A BOROUGH man has successfully completed an epic ‘up-hill’ cycling challenge to raise funds for Dementia UK.
Richard Burt set himself the challenge of tackling 100 of the UK’s toughest hill climbs in just 12 days with the aim of raising £50,000 for the national charity.
The 62-year-old took on the challenge to donate the vital funds after being inspired by his mum, Peggy, who currently battles with dementia herself at Sanctuary’s Redhill Court Residential Care Home.
Peggy has been living with Alzheimer’s for the past six years – and Richard admitted he wouldn’t want to complete the challenge for any other cause.
With some stints resulting in 13 hours of solid cycling, Richard and his team crossed travelled day and night for 12 consecutive days to complete Simon Warren’s book – titled ‘100 Greatest Cycling Climbs’.
Richard started his herculean mission on Gloucestershire’s Dover’s Hill on Thursday (August 18) before travelling through Bristol, Devon, Wales, Yorkshire the North East and Scotland.

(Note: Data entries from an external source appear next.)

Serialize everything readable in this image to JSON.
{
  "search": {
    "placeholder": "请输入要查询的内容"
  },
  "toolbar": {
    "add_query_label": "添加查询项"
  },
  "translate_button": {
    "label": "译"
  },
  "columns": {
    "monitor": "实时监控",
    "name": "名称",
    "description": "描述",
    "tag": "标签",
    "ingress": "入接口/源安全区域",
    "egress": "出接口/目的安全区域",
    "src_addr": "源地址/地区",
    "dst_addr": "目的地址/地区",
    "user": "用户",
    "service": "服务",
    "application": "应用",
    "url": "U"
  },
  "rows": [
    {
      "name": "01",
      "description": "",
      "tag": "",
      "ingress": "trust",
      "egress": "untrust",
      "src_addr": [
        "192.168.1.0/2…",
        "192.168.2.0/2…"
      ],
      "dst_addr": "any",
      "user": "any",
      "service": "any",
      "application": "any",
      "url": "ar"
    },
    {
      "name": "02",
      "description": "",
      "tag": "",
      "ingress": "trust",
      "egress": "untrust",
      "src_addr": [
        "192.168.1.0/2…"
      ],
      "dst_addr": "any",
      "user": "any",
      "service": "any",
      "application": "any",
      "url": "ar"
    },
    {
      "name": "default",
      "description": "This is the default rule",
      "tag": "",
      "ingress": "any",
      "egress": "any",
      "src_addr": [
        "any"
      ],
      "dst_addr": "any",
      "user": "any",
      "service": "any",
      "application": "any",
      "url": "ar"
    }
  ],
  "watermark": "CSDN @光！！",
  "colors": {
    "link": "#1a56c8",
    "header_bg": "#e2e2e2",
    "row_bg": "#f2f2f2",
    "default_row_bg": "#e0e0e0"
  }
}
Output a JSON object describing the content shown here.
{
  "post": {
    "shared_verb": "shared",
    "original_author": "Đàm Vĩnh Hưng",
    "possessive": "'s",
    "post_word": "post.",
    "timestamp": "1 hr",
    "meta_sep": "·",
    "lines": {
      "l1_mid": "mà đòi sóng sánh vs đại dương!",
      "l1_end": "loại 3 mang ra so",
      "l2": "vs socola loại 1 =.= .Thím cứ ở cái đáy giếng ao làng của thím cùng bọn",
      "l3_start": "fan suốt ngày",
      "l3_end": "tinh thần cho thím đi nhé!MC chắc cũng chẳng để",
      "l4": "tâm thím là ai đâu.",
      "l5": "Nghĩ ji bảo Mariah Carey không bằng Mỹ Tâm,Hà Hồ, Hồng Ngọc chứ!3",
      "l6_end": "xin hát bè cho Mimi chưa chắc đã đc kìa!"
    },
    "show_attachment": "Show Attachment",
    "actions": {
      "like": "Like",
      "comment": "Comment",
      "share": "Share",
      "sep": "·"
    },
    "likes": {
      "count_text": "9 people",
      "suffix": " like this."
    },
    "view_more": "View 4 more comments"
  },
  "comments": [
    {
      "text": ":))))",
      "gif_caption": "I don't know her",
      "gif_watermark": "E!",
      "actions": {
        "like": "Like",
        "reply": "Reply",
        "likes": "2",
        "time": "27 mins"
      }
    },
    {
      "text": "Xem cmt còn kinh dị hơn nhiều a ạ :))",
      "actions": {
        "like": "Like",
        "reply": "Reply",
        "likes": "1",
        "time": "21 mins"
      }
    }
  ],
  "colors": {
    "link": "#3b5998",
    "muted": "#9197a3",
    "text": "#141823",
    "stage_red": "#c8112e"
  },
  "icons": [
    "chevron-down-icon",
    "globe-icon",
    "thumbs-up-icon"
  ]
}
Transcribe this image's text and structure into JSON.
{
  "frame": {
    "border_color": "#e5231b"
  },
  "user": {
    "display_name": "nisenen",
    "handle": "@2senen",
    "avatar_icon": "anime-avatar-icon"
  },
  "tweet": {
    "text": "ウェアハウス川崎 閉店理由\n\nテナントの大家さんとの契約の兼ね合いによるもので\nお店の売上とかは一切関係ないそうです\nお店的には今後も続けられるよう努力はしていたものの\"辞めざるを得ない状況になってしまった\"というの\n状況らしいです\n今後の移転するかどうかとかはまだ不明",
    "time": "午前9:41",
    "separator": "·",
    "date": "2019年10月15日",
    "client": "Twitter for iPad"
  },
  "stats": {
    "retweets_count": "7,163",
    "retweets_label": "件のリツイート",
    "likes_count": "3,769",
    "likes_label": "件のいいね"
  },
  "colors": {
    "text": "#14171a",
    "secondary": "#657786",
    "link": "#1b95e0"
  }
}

The team then made their way back down south to Surrey via Cumbria, Lancashire, the Midlands and Berkshire.
Many well-known sites were visited along the way as the incredible journey passed through Holme Moss in Holmfirth to Bwlch-y-Groes in Wales, before finishing on Box Hill, where the 2012 Olympic Road Race took place.
Richard said: “Simon Warren’s account of the climbs really inspired me.
“I’ve done some tough endurance challenges before and every one of them has been very different so I was conscious that I wouldn’t find out exactly how tough this one was until I did it.”
“From the rain in Wales, the traffic in the West Country and the wind on the first stormy Saturday that stopped us opening the car door at the summit of Bwlch-y-Groes – we had it all in the challenge.”
With the full support of Sanctuary Care, Richard is well on the way to achieving his £50,000 target – and he was chuffed to know every penny of his efforts went to the cause which means so much to him.
He added: “My body is deeply tired in a way that only those who have done marathon endurance events can appreciate.
“But it’s been a privilege and I wouldn’t do it for any other cause, it’s wonderful to know every penny raised is going towards improving dementia services.”